Essentially, this is my version of the Nvidia 'Box of Smoke' demo as described in GPU Gems 3, based on the methodology of Stam, Jos. 1999. "Stable Fluids." In Proceedings of SIGGRAPH 99, pp. 121–128.
This was a fairly challenging choice for my second OpenGL-based project, not least because OpenGL is very good at crashing for seemingly no reason. However, the final results were pretty satisfying and I'm pleased I persisted. Performance is 'good enough' (40-50 FPS on my laptop), allowing for real-time interaction with the mouse, but frequently switching renderbuffers to render to the texture slices seems to bottleneck the speed. As such, if I were to write another GPU fluid renderer, I would probably use compute shaders or CUDA/OpenCL instead.
The window, context, app, shader program, texture, text rendering and GUI classes are re-used (with modification) from wjgra/asteroids-opengl.
RenderDoc was helpful for profiling.
As it stands, Update 16/02/2024: This has been refactored to use the Model-View-Controller pattern, with the eponynomous roles fulfilled by the classes FluidRenderer is a pretty large monolithic class. Whilst it does make use of nested subclasses, I think refactoring it to break it down into smaller components would be a good exercise.FluidSimulator, FluidRenderer and Fluid respectively. I also tidied up the naming conventions/const-correctness and added the ability to rotate the scene using the arrow keys or WASD.
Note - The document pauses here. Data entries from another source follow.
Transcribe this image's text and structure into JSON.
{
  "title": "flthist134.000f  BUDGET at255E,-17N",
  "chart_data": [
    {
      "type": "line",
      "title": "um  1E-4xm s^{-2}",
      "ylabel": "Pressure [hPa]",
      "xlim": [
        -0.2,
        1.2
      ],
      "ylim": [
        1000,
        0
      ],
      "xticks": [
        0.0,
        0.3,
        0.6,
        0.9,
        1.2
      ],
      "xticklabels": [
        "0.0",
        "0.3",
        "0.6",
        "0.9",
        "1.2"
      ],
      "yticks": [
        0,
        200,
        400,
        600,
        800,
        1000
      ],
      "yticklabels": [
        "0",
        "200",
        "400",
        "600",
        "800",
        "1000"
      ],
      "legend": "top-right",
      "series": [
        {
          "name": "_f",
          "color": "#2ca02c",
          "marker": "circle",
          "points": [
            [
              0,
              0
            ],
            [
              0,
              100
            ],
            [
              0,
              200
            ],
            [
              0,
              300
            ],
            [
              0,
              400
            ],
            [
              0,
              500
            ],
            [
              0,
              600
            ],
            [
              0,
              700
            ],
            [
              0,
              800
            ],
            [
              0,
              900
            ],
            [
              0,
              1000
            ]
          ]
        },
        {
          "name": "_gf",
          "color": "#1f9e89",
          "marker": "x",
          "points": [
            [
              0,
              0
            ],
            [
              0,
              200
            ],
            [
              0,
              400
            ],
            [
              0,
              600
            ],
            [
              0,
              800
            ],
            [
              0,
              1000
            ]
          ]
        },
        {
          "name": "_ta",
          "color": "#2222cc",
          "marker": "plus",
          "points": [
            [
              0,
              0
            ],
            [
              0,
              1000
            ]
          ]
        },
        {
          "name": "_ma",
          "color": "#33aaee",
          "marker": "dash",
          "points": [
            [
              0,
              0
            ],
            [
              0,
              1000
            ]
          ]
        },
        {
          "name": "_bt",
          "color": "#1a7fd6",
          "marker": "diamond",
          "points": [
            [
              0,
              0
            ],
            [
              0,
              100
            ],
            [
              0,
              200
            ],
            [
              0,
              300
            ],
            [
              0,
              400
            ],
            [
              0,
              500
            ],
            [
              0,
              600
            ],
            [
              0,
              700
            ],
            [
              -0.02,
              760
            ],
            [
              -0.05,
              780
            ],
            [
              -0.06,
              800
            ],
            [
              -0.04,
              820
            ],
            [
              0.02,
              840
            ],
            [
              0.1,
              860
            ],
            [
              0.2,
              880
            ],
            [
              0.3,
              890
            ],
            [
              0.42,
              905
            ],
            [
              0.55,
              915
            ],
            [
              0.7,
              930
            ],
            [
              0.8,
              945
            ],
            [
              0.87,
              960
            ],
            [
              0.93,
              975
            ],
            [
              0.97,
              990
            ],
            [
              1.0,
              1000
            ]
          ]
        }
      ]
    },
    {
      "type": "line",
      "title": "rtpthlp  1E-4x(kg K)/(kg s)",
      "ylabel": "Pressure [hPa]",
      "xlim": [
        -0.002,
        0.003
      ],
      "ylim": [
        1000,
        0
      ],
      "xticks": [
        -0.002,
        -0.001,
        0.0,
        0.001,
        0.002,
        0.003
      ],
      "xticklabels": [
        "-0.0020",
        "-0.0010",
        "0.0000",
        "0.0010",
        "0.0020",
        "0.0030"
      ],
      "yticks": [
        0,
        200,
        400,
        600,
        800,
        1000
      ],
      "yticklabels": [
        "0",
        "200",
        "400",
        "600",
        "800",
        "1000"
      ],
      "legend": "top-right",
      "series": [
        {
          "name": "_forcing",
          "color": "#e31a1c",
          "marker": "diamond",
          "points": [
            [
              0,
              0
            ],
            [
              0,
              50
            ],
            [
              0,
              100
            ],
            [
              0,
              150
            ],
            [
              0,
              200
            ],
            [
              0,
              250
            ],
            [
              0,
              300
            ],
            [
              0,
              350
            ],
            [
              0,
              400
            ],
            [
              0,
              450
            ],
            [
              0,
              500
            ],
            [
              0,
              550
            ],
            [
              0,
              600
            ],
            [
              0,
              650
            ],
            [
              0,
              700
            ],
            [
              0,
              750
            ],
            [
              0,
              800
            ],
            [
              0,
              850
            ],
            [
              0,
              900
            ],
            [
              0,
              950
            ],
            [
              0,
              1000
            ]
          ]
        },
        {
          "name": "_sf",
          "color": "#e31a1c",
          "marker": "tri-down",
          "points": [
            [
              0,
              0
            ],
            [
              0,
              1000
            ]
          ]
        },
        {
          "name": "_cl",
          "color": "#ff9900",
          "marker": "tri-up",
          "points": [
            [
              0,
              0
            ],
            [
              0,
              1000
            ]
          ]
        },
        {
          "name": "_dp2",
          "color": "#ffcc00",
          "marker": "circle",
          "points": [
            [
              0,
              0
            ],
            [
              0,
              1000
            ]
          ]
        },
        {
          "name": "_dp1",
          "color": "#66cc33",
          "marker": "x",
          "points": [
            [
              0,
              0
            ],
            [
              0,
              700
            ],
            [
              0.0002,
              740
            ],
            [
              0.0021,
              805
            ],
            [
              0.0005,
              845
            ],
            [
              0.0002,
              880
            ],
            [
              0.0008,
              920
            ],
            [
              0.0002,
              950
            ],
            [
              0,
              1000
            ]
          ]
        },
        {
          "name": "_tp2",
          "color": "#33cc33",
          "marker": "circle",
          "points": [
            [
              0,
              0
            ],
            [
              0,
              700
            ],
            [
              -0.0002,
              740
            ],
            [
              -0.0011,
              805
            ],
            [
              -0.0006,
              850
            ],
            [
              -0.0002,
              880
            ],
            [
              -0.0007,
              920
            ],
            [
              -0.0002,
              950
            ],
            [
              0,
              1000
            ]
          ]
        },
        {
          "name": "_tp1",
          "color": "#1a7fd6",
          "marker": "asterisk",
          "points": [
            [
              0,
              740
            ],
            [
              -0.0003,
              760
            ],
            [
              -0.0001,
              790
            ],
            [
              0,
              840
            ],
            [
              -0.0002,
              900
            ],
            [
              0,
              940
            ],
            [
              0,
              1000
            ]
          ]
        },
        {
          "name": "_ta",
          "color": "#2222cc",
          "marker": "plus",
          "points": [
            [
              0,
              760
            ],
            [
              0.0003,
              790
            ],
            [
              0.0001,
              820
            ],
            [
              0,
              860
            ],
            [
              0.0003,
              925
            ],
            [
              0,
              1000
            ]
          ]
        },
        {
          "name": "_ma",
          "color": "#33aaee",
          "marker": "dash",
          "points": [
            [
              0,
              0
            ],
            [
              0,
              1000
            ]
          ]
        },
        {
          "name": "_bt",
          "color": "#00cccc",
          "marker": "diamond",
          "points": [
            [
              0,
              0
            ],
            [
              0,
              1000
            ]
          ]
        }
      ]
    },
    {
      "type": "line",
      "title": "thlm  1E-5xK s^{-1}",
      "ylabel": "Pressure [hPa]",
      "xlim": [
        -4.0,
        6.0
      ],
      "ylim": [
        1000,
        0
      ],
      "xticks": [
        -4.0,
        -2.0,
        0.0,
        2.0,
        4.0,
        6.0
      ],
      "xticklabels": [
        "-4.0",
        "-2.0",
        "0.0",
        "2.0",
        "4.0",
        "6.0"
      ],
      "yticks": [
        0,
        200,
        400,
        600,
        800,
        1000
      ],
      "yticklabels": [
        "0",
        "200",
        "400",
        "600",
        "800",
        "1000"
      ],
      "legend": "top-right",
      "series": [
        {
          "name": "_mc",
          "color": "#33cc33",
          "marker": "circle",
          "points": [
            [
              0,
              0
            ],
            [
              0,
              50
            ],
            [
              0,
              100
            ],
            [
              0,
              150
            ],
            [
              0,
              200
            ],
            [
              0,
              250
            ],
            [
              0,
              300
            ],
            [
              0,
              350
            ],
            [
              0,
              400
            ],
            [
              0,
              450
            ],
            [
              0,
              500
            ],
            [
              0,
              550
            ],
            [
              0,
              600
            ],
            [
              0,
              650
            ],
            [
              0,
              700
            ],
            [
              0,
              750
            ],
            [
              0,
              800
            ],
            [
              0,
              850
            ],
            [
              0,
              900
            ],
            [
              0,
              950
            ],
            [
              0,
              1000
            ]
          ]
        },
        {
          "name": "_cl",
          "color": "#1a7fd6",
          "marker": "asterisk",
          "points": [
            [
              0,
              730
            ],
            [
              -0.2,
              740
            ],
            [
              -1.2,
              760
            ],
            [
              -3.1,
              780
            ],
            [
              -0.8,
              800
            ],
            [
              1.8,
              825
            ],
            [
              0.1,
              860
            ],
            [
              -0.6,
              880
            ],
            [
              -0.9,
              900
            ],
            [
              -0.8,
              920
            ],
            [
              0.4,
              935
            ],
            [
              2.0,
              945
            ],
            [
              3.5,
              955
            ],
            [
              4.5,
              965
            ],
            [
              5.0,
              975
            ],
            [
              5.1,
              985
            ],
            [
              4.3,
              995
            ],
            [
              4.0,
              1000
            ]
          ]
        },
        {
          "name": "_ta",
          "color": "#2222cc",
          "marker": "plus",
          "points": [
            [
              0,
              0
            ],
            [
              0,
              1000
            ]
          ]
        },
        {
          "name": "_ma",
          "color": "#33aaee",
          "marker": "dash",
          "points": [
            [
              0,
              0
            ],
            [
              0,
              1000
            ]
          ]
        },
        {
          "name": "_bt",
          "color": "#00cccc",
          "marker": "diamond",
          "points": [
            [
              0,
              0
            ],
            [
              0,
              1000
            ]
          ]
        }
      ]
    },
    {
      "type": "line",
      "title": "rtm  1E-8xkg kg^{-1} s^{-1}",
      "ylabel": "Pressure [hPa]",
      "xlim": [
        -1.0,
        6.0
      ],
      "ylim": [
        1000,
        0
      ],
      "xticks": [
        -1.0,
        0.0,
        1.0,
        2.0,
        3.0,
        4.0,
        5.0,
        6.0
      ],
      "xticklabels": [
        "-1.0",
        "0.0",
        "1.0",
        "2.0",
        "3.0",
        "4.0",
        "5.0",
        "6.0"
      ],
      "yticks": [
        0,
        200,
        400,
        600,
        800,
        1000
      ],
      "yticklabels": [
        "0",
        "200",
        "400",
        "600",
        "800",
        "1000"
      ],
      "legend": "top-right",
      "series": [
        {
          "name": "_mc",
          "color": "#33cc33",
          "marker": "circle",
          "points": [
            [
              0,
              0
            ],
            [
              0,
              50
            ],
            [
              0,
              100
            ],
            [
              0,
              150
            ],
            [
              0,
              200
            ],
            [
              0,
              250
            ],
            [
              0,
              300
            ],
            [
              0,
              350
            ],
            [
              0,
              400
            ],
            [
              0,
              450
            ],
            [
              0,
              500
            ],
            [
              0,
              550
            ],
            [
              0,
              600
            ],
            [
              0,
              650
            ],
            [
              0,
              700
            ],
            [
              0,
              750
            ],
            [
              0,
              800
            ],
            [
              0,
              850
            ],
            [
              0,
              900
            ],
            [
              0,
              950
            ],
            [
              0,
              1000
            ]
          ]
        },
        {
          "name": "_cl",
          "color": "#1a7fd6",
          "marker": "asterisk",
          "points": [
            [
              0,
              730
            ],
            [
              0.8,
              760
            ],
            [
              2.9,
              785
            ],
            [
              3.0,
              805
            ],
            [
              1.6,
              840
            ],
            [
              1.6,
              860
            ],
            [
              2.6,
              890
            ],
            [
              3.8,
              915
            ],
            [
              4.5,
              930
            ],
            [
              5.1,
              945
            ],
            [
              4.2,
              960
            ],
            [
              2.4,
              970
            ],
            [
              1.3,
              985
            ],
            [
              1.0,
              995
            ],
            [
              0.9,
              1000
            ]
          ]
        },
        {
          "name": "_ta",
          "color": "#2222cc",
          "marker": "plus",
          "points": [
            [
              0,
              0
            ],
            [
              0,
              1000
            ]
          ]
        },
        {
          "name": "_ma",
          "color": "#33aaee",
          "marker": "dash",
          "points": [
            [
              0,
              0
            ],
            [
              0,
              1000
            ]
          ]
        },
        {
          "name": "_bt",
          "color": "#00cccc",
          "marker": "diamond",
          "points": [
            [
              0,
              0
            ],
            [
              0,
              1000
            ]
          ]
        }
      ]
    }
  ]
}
There is also an issue with odd-even decoupling, which you can see (if you look carefully at the GIF above) as a 16x16 grid of periodic oscillations when the fluid surface is near-flat. This is caused by using collocated grids for the simulation, together with a second-order simulation kernel (which skips every other cell). This error is present in the original Nvidia demo, but it would be nice to eliminate it. There are various solutions 'known to the art', but not all are simple to implement.
Update 16/02/2024: Ideas for improving slab operation performance: removing redundant uniform variables (e.g. timestep from non-time-dependent inner slab ops); using UBOs so common uniforms only have to be updated once; and moving lookup coord calculation to the vertex shader(this did not yield any performance benefits).
This project uses SDL for window creation and input handling, and OpenGL for rendering. Glad is used for loading OpenGL API functions.
Sample GCC compilation command
g++ src\*.cpp src\*.c -o fluid.exe -W -Wall -Wextra -pedantic -I "C:\w64devkit\include" -I "C:\SDL-release-2.26.4\include" -I "include" -lopengl32 -lglu32 -pthread "SDL2.dll" -O3 -DNDEBUG
I am yet to port this project to Emscripten. I believe there are issues with rendering to scalar (i.e. non-RGB) textures in OpenGL ES 2.0 (which is used by Emscripten). Since this is used extensively in this project to improve performance, porting could be tricky. It would be good to investigate this in more detail at some point.